Elasticsearch-IK分詞器

Elasticsearch自帶的分詞器效果不佳,因此可以IK分詞器來完成分詞操作。
IK分詞器帶有兩種analyer:
ik_max_word: 會將文本做最細粒度的拆分,比如會將“中華人民共和國國歌”拆分爲“中華人民共和國,中華人民,中華,華人,人民共和國,人民,人,民,共和國,共和,和,國國,國歌”,會窮盡各種可能的組合;

ik_smart: 會做最粗粒度的拆分,比如會將“中華人民共和國國歌”拆分爲“中華人民共和國,國歌”。

1.安裝maven

將壓縮包上傳至master節點,並解壓到/opt/module/目錄下。

2.配置setting文件

<?xml version="1.0" encoding="UTF-8"?>
<settings xmlns="http://maven.apache.org/SETTINGS/1.0.0"
          xmlns:xsi="http://www.w3.org/2001/XMLSchema-instance"
          xsi:schemaLocation="http://maven.apache.org/SETTINGS/1.0.0 http://maven.apache.org/xsd/settings-1.0.0.xsd">
<!—倉庫地址-->
  <localRepository> /opt/module/apache-maven-3.0.5/repository</localRepository>
  <pluginGroups>  </pluginGroups>
  <proxies>  </proxies>
  <servers>  </servers>
  <mirrors>
    <mirror>
      <id>nexus-aliyun</id>
      <name>Nexus aliyun</name>
      <url>http://maven.aliyun.com/nexus/content/groups/public/</url>
      <mirrorOf>central</mirrorOf>
    </mirror>
    <mirror>
      <id>repo2</id>
      <name>Mirror from Maven Repo2</name>
      <url>http://repo2.maven.org/maven2/</url>
      <mirrorOf>central</mirrorOf>
    </mirror>
    <mirror>
      <id>centor</id>
      <name>Mirror from Maven central</name>
      <url>http://central.maven.org/maven2/</url>
      <mirrorOf>central</mirrorOf>
    </mirror>
  </mirrors>
  <profiles>
    <profile>
  		<id>jdk-1.8</id>
  		<activation>
    		<activeByDefault>true</activeByDefault>
    		<jdk>1.8</jdk>
  		</activation>

  		<properties>
			<maven.compiler.source>1.8</maven.compiler.source>
    		<maven.compiler.target>1.8</maven.compiler.target>
    		<maven.compiler.compilerVersion>1.8</maven.compiler.compilerVersion>
  		</properties>
	</profile>
  </profiles>
</settings> 

3.創建倉庫目錄

[dendan@master apache-maven-3.0.5]$ mkdir repository

4.編輯profile

使用root用戶進行編輯

vi /etc/profile

內容如下:

# maven
export MAVEN_HOME=/opt/module/apache-maven-3.0.5
export PATH=$PATH:$MAVEN_HOME/bin

重新加載profile

source /etc/profile

5.解壓IK分詞器

[dendan@master software]$ unzip elasticsearch-analysis-ik-master.zip

6.進行打包編譯

[dendan@master software]$ cd elasticsearch-analysis-ik-master
[dendan@master elasticsearch-analysis-ik-master]$ mvn package -Pdist,native -DskipTests -Dtar

7.解壓並拷貝打包後的文件

[dendan@master releases]$ pwd
/opt/software/elasticsearch-analysis-ik-master/target/releases
[dendan@master releases]$ ll
總用量 4400
-rw-rw-r--. 1 dendan dendan 4502368 6月  24 10:21 elasticsearch-analysis-ik-5.6.1.zip
[dendan@master releases]$ unzip elasticsearch-analysis-ik-5.6.1.zip
[dendan@master releases]$ ll
總用量 4404
drwxrwxrwx. 3 dendan dendan    4096 6月  24 10:21 elasticsearch

8.安裝IK分詞器插件

將elasticsearch 目錄移到 elasticsearch/plugins目錄。

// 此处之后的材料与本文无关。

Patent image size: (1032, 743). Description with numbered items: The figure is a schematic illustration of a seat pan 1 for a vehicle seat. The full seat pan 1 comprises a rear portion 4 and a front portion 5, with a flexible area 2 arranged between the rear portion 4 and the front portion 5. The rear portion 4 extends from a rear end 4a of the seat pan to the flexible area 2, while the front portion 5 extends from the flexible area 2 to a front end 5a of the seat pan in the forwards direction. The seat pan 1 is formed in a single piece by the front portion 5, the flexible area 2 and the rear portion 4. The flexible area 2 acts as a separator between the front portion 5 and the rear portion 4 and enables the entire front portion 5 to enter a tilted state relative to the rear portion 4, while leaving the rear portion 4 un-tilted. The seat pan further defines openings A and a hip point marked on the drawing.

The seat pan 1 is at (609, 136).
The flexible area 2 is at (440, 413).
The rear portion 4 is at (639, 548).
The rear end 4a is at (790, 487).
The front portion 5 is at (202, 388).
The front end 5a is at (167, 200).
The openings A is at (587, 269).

[dendan@master releases]$ cp -r elasticsearch /opt/module/elasticsearch-5.6.1/plugins/

9.啓動elasticsearch

[dendan@master elasticsearch-5.6.1]$ bin/elasticsearch

在日誌中會出現:

[2020-06-24T10:50:12,762][INFO ][o.e.p.PluginsService     ] [node-111] loaded plugin [analysis-ik]

10.IK分詞器測試

smart模式:

它會將句子儘量切分成儘量少的詞。

[dendan@master elasticsearch-5.6.1]$ curl -XGET 'http://master:9200/_analyze?pretty&analyzer=ik_smart' -d '它提供了一個分佈式多用戶能力的全文搜索引擎,基於RESTful web接口'

結果如下:

{
  "tokens" : [
    {
      "token" : "它",
      "start_offset" : 0,
      "end_offset" : 1,
      "type" : "CN_CHAR",
      "position" : 0
    },
    {
      "token" : "提供",
      "start_offset" : 1,
      "end_offset" : 3,
      "type" : "CN_WORD",
      "position" : 1
    },
    {
      "token" : "了",
      "start_offset" : 3,
      "end_offset" : 4,
      "type" : "CN_CHAR",
      "position" : 2
    },
    {
      "token" : "一個",
      "start_offset" : 4,
      "end_offset" : 6,
      "type" : "CN_WORD",
      "position" : 3
    },
    {
      "token" : "分佈式",
      "start_offset" : 6,
      "end_offset" : 9,
      "type" : "CN_WORD",
      "position" : 4
    },
    {
      "token" : "多用戶",
      "start_offset" : 9,
      "end_offset" : 12,
      "type" : "CN_WORD",
      "position" : 5
    },
    {
      "token" : "能力",
      "start_offset" : 12,
      "end_offset" : 14,
      "type" : "CN_WORD",
      "position" : 6
    },
    {
      "token" : "的",
      "start_offset" : 14,
      "end_offset" : 15,
      "type" : "CN_CHAR",
      "position" : 7
    },
    {
      "token" : "全文",
      "start_offset" : 15,
      "end_offset" : 17,
      "type" : "CN_WORD",
      "position" : 8
    },
    {
      "token" : "搜索引擎",
      "start_offset" : 17,
      "end_offset" : 21,
      "type" : "CN_WORD",
      "position" : 9
    },
    {
      "token" : "基於",
      "start_offset" : 22,
      "end_offset" : 24,
      "type" : "CN_WORD",
      "position" : 10
    },
    {
      "token" : "restful",
      "start_offset" : 24,
      "end_offset" : 31,
      "type" : "ENGLISH",
      "position" : 11
    },
    {
      "token" : "web",
      "start_offset" : 32,
      "end_offset" : 35,
      "type" : "ENGLISH",
      "position" : 12
    },
    {
      "token" : "接口",
      "start_offset" : 35,
      "end_offset" : 37,
      "type" : "CN_WORD",
      "position" : 13
    }
  ]
}

max_word模式:

該模式下,會將句子切分成儘量多的詞。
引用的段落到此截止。